Pension drawdown explained

If you need regular income throughout your retirement, pension drawdown could provide this by using your own pension pot. Is this the answer for your retirement needs?

Pension drawdown has become a popular way of funding retirement. Pension drawdown can provide a regular income by reinvesting your pension pot into funds that are specifically and strategically designed and managed for this purpose.
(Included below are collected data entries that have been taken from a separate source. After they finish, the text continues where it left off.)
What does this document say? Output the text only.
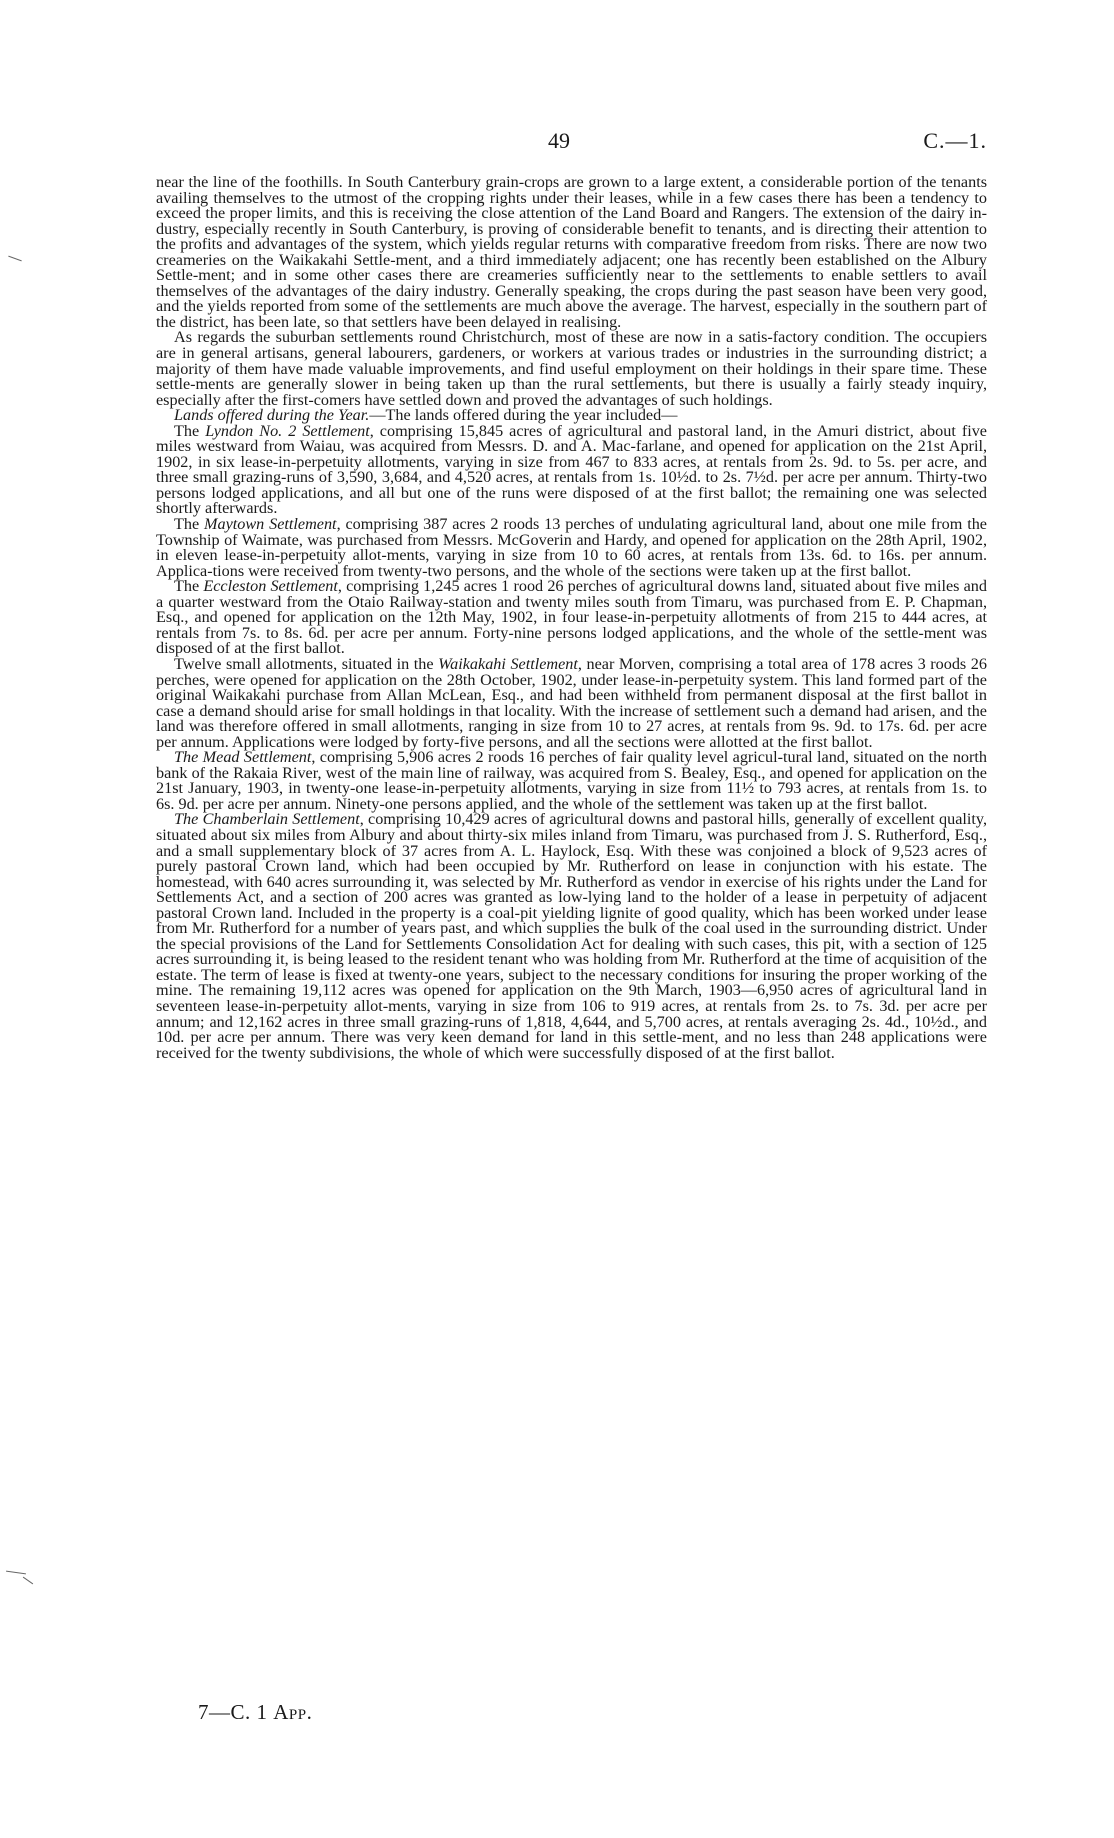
49	C.—1.

near the line of the foothills. In South Canterbury grain-crops are grown to a large extent, a considerable portion of the tenants availing themselves to the utmost of the cropping rights under their leases, while in a few cases there has been a tendency to exceed the proper limits, and this is receiving the close attention of the Land Board and Rangers. The extension of the dairy in-dustry, especially recently in South Canterbury, is proving of considerable benefit to tenants, and is directing their attention to the profits and advantages of the system, which yields regular returns with comparative freedom from risks. There are now two creameries on the Waikakahi Settle-ment, and a third immediately adjacent; one has recently been established on the Albury Settle-ment; and in some other cases there are creameries sufficiently near to the settlements to enable settlers to avail themselves of the advantages of the dairy industry. Generally speaking, the crops during the past season have been very good, and the yields reported from some of the settlements are much above the average. The harvest, especially in the southern part of the district, has been late, so that settlers have been delayed in realising.

As regards the suburban settlements round Christchurch, most of these are now in a satis-factory condition. The occupiers are in general artisans, general labourers, gardeners, or workers at various trades or industries in the surrounding district; a majority of them have made valuable improvements, and find useful employment on their holdings in their spare time. These settle-ments are generally slower in being taken up than the rural settlements, but there is usually a fairly steady inquiry, especially after the first-comers have settled down and proved the advantages of such holdings.

Lands offered during the Year.—The lands offered during the year included—

The Lyndon No. 2 Settlement, comprising 15,845 acres of agricultural and pastoral land, in the Amuri district, about five miles westward from Waiau, was acquired from Messrs. D. and A. Mac-farlane, and opened for application on the 21st April, 1902, in six lease-in-perpetuity allotments, varying in size from 467 to 833 acres, at rentals from 2s. 9d. to 5s. per acre, and three small grazing-runs of 3,590, 3,684, and 4,520 acres, at rentals from 1s. 10½d. to 2s. 7½d. per acre per annum. Thirty-two persons lodged applications, and all but one of the runs were disposed of at the first ballot; the remaining one was selected shortly afterwards.

The Maytown Settlement, comprising 387 acres 2 roods 13 perches of undulating agricultural land, about one mile from the Township of Waimate, was purchased from Messrs. McGoverin and Hardy, and opened for application on the 28th April, 1902, in eleven lease-in-perpetuity allot-ments, varying in size from 10 to 60 acres, at rentals from 13s. 6d. to 16s. per annum. Applica-tions were received from twenty-two persons, and the whole of the sections were taken up at the first ballot.

The Eccleston Settlement, comprising 1,245 acres 1 rood 26 perches of agricultural downs land, situated about five miles and a quarter westward from the Otaio Railway-station and twenty miles south from Timaru, was purchased from E. P. Chapman, Esq., and opened for application on the 12th May, 1902, in four lease-in-perpetuity allotments of from 215 to 444 acres, at rentals from 7s. to 8s. 6d. per acre per annum. Forty-nine persons lodged applications, and the whole of the settle-ment was disposed of at the first ballot.

Twelve small allotments, situated in the Waikakahi Settlement, near Morven, comprising a total area of 178 acres 3 roods 26 perches, were opened for application on the 28th October, 1902, under lease-in-perpetuity system. This land formed part of the original Waikakahi purchase from Allan McLean, Esq., and had been withheld from permanent disposal at the first ballot in case a demand should arise for small holdings in that locality. With the increase of settlement such a demand had arisen, and the land was therefore offered in small allotments, ranging in size from 10 to 27 acres, at rentals from 9s. 9d. to 17s. 6d. per acre per annum. Applications were lodged by forty-five persons, and all the sections were allotted at the first ballot.

The Mead Settlement, comprising 5,906 acres 2 roods 16 perches of fair quality level agricul-tural land, situated on the north bank of the Rakaia River, west of the main line of railway, was acquired from S. Bealey, Esq., and opened for application on the 21st January, 1903, in twenty-one lease-in-perpetuity allotments, varying in size from 11½ to 793 acres, at rentals from 1s. to 6s. 9d. per acre per annum. Ninety-one persons applied, and the whole of the settlement was taken up at the first ballot.

The Chamberlain Settlement, comprising 10,429 acres of agricultural downs and pastoral hills, generally of excellent quality, situated about six miles from Albury and about thirty-six miles inland from Timaru, was purchased from J. S. Rutherford, Esq., and a small supplementary block of 37 acres from A. L. Haylock, Esq. With these was conjoined a block of 9,523 acres of purely pastoral Crown land, which had been occupied by Mr. Rutherford on lease in conjunction with his estate. The homestead, with 640 acres surrounding it, was selected by Mr. Rutherford as vendor in exercise of his rights under the Land for Settlements Act, and a section of 200 acres was granted as low-lying land to the holder of a lease in perpetuity of adjacent pastoral Crown land. Included in the property is a coal-pit yielding lignite of good quality, which has been worked under lease from Mr. Rutherford for a number of years past, and which supplies the bulk of the coal used in the surrounding district. Under the special provisions of the Land for Settlements Consolidation Act for dealing with such cases, this pit, with a section of 125 acres surrounding it, is being leased to the resident tenant who was holding from Mr. Rutherford at the time of acquisition of the estate. The term of lease is fixed at twenty-one years, subject to the necessary conditions for insuring the proper working of the mine. The remaining 19,112 acres was opened for application on the 9th March, 1903—6,950 acres of agricultural land in seventeen lease-in-perpetuity allot-ments, varying in size from 106 to 919 acres, at rentals from 2s. to 7s. 3d. per acre per annum; and 12,162 acres in three small grazing-runs of 1,818, 4,644, and 5,700 acres, at rentals averaging 2s. 4d., 10½d., and 10d. per acre per annum. There was very keen demand for land in this settle-ment, and no less than 248 applications were received for the twenty subdivisions, the whole of which were successfully disposed of at the first ballot.

7—C. 1 App.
Pension drawdown occurs when a client continues to keep their pension fund invested whilst simultaneously withdrawing money from it, with the aim of providing a regular income derived from your own pension fund.

So, how does it work?

Once you reach retirement, you can leave your pension fully invested with your provider, but you also then have the option to take out what is referred to as a ‘drawdown’. You can choose to take up to a quarter of your pension pot tax-free, which can be taken as regular payments or as a lump sum. Any withdrawals taken after the tax-free portion has been exhausted will be taxed as income.

Your drawdown fund can be invested in funds that you will have approved and agreed to with your financial adviser. The money you invest may continue to grow, however be aware there is also the risk that your investments may underperform due to unexpected poor market conditions. If you take too much out of your pension at an early stage, your investments could suffer, and you may not be left with enough money to live on. It is important to be aware that there are also charges involved with withdrawing funds, which can prove to be expensive.

If you take too much out of your pension at an early stage, your investments could suffer, and you may not be left with enough money to live on. It is important to be aware that there are also charges involved with withdrawing funds, which can prove to be expensive.

“Current UK Government rules have become more flexible than they used to be.”

What are the rules?

Current UK Government rules have become more flexible than they used to be. No limits are put on how much money you can withdraw from your pension savings and drawdowns are designed to suit you and your needs. However, there will be taxation implications which you should discuss with your financial adviser.

Example:

A client could withdraw it all at once, take monthly payments to mirror an income, withdraw an annual ‘salary’, or dip into their fund as and when they need to.

Although, this may seem like and great way to invest, it may not be the right option for you. You could end up paying unnecessary tax. You could run out of money if they drawdown too much too quickly.